LONDON (Reuters) - First there were the thought police, then the surveillance society, now Britons fear the carbon cops are coming to ensure compliance with climate change legislation, a survey showed on Wednesday.
And with warnings of global catastrophe ringing in their ears some people fear that failure to cut personal carbon emissions will eventually result in enforced carbon behaviour re-education, the Energy Saving Trust said.
It said 41 percent of Britons think the country will need its own Carbon Police Force by mid-century and one quarter believe repeat offenders will have to go into carbon rehab and take carbon addiction classes.
“The UK’s perception is that by 2050 we could have the sort of draconian infringements on our civil liberties that have been highlighted in our research. This need not be the case,” said EST chief Philip Sellwood said.
“The carbon emissions we all produce from our homes and travel amount to over 40 per cent of the UK’s total emissions so we all have a part to play.”

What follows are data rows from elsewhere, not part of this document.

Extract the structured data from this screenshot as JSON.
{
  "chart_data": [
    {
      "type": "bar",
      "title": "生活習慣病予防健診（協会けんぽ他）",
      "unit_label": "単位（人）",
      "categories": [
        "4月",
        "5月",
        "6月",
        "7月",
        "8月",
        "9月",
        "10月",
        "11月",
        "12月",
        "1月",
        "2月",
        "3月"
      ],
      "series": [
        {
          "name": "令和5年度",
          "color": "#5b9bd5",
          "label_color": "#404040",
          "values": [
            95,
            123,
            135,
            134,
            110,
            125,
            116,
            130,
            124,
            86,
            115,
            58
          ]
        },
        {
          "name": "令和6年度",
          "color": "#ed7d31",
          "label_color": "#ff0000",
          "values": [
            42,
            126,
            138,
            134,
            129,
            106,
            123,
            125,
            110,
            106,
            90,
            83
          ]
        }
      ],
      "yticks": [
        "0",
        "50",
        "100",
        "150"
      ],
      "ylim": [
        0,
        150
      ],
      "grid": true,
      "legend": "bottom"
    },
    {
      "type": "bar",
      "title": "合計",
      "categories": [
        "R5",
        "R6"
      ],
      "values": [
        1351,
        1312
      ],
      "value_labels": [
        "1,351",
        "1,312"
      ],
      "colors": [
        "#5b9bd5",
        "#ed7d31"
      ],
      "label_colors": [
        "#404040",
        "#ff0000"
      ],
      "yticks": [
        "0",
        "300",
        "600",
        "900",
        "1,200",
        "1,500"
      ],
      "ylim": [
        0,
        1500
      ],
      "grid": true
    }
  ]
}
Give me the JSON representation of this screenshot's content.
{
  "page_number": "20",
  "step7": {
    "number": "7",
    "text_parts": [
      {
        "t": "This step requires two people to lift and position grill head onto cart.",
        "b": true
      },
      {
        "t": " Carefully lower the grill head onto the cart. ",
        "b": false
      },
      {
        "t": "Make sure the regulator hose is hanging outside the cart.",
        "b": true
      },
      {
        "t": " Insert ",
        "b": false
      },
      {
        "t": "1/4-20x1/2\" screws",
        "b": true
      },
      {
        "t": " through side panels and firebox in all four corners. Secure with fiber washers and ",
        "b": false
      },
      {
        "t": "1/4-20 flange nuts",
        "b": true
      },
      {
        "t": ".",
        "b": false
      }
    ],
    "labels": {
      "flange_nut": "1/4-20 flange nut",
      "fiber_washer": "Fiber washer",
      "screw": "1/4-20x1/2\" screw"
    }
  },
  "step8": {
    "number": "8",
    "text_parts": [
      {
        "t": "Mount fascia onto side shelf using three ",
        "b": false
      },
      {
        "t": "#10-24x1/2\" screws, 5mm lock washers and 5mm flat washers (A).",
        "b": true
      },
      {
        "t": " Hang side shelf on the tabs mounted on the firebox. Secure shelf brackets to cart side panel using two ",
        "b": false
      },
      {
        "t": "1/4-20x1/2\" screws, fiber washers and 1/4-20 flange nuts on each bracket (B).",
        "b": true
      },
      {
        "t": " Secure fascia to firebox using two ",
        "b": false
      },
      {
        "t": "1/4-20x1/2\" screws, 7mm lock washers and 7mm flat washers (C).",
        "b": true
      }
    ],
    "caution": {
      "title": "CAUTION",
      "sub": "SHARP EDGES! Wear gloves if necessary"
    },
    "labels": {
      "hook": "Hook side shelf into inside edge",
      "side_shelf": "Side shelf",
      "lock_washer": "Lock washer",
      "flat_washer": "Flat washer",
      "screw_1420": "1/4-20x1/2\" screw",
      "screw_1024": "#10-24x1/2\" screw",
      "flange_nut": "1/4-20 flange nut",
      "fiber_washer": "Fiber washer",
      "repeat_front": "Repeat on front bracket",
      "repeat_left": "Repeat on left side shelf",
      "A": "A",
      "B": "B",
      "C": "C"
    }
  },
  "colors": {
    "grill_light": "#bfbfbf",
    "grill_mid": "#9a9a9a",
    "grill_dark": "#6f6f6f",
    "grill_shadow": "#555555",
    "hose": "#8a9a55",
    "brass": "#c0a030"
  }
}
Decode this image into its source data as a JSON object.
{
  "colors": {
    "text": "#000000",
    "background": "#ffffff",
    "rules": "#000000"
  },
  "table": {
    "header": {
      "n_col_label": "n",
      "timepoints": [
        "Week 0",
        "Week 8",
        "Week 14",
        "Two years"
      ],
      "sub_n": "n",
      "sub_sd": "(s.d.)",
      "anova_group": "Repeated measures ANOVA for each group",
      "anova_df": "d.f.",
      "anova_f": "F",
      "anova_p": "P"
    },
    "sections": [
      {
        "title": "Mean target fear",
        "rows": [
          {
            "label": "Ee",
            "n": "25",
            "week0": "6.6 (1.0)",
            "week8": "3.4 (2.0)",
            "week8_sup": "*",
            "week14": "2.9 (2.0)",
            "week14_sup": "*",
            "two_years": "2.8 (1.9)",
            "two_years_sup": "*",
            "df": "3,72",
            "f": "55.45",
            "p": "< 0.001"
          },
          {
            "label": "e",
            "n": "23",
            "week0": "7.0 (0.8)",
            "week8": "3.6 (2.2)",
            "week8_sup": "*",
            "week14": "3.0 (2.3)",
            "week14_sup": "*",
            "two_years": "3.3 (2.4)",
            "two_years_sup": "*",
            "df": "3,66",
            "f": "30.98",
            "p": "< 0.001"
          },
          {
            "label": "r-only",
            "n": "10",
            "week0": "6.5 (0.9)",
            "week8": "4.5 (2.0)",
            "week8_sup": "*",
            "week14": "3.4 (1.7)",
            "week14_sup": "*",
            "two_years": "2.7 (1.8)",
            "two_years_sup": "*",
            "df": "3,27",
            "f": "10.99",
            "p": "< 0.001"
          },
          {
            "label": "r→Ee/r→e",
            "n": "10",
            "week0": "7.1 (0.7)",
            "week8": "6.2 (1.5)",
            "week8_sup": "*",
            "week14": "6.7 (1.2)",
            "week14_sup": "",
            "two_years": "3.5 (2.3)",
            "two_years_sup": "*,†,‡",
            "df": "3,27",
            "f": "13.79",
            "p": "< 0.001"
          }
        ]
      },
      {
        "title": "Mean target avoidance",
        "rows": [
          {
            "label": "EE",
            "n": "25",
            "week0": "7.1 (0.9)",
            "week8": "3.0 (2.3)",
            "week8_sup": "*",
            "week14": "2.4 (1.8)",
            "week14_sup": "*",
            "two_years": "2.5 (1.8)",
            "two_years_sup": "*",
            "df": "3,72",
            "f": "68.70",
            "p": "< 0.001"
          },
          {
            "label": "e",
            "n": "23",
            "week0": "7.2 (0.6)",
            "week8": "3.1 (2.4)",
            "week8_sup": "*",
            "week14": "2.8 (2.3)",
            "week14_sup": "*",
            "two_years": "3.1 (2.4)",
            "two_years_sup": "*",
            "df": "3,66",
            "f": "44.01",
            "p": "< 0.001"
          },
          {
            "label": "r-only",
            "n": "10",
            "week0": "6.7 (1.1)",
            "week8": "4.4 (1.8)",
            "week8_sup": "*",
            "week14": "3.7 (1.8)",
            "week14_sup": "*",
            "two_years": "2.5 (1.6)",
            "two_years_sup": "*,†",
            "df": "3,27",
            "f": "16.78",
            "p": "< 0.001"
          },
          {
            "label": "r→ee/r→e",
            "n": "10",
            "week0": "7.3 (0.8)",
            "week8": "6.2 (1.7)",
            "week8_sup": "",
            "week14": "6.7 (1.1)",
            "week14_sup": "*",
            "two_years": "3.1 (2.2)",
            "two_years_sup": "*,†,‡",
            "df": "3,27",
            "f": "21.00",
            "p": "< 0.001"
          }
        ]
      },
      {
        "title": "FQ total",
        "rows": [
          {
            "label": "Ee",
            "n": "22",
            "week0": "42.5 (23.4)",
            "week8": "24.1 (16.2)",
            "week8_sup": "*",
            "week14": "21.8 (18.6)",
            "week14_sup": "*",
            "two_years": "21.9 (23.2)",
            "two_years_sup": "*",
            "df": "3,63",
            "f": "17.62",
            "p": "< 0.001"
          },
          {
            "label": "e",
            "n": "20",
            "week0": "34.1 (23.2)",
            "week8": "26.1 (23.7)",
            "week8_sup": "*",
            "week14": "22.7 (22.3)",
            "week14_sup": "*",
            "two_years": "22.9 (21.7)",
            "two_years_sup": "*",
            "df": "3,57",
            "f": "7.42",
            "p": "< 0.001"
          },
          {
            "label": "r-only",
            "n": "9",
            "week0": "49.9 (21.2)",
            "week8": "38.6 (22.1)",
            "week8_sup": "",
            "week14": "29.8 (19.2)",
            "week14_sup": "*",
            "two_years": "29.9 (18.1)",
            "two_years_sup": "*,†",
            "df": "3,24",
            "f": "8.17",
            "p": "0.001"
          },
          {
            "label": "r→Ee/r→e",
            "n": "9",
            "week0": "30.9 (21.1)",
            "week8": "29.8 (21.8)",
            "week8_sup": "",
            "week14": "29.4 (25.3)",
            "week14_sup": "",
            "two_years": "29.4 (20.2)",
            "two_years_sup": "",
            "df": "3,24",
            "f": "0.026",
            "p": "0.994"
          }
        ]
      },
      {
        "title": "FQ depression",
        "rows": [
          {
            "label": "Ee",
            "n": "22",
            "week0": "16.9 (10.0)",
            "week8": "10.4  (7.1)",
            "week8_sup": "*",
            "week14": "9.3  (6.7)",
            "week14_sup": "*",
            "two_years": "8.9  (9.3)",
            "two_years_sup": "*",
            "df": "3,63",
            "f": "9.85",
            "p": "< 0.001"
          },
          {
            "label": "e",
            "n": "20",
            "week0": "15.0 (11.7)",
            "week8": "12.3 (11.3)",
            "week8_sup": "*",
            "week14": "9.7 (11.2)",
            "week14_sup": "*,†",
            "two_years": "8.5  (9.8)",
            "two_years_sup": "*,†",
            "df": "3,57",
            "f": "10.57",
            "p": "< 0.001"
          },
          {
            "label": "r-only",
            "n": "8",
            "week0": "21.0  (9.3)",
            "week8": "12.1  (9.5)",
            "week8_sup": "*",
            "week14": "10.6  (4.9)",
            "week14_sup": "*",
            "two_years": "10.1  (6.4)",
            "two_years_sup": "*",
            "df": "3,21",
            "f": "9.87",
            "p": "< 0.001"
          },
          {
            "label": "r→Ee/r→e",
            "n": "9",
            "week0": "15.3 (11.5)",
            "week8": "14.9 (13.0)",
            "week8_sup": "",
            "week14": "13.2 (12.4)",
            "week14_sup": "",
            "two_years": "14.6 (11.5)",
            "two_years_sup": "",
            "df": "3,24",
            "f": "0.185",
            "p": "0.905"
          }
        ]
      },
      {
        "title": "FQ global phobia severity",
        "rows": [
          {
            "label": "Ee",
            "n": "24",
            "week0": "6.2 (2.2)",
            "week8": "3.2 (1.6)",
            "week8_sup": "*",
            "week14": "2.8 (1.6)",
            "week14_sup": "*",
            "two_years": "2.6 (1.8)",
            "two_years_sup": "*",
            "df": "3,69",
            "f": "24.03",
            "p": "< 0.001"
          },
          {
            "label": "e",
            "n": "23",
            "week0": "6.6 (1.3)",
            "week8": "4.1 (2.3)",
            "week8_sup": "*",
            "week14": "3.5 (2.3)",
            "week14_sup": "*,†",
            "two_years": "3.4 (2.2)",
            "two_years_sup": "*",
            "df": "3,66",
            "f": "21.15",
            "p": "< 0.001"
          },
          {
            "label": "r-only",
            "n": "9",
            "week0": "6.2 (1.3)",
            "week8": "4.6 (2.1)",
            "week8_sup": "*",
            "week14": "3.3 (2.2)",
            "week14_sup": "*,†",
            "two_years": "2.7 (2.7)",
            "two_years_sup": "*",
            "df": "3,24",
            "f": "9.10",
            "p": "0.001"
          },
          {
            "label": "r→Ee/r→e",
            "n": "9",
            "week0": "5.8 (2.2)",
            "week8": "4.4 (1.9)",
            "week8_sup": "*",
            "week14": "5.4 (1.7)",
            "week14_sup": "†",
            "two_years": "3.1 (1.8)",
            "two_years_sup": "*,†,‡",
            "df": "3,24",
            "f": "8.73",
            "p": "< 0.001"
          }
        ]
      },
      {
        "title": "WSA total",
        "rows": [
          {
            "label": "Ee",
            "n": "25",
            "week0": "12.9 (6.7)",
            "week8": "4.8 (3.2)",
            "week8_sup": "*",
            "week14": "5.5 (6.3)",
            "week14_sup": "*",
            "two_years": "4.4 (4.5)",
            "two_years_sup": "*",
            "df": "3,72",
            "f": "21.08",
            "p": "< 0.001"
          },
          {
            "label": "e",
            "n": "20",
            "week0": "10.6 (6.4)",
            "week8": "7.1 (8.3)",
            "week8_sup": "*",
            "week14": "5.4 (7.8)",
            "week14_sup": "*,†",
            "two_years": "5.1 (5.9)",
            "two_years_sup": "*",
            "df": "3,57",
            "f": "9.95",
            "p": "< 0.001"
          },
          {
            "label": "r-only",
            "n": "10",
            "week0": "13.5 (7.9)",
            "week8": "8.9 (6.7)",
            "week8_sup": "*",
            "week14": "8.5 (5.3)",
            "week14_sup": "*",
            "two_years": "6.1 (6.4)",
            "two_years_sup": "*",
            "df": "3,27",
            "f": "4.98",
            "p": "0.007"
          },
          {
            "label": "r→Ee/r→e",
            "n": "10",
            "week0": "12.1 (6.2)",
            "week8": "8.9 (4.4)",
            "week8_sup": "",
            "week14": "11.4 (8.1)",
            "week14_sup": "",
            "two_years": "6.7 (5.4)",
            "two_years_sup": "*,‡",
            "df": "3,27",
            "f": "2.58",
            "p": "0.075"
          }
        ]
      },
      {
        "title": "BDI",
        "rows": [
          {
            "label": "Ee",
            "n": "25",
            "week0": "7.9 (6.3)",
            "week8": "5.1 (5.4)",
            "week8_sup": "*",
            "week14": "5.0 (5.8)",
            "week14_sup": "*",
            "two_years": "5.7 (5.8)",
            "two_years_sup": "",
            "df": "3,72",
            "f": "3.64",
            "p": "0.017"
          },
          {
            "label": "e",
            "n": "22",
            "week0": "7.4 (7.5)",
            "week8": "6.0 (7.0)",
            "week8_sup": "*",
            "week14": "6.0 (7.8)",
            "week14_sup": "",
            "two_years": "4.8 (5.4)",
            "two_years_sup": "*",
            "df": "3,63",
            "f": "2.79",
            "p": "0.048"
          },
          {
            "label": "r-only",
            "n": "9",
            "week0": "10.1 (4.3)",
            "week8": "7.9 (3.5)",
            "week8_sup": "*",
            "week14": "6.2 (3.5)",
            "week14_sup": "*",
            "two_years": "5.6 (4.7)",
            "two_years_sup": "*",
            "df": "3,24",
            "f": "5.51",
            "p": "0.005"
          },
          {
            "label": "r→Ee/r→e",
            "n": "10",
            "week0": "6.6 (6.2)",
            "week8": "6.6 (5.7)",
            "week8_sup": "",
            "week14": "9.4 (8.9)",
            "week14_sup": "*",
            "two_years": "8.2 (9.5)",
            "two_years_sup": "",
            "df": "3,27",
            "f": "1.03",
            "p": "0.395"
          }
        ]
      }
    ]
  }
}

The survey coincides with the EST’s “Emission Impossible, a vision for a low carbon lifestyle by 2050.”
EST, set up to help people to kick their carbon habit, wants more home power generation, smart meters in homes to help cut power consumption, less water wastage, more reuse and recycling and more emphasis on efficient appliances.
“Our report outlines the Energy Saving Trust’s vision for achieving a low-carbon lifestyle by 2050 where we meet our 80 per cent reduction targets without adopting austere lifestyles or making unpleasant personal sacrifices,” Sellwood said.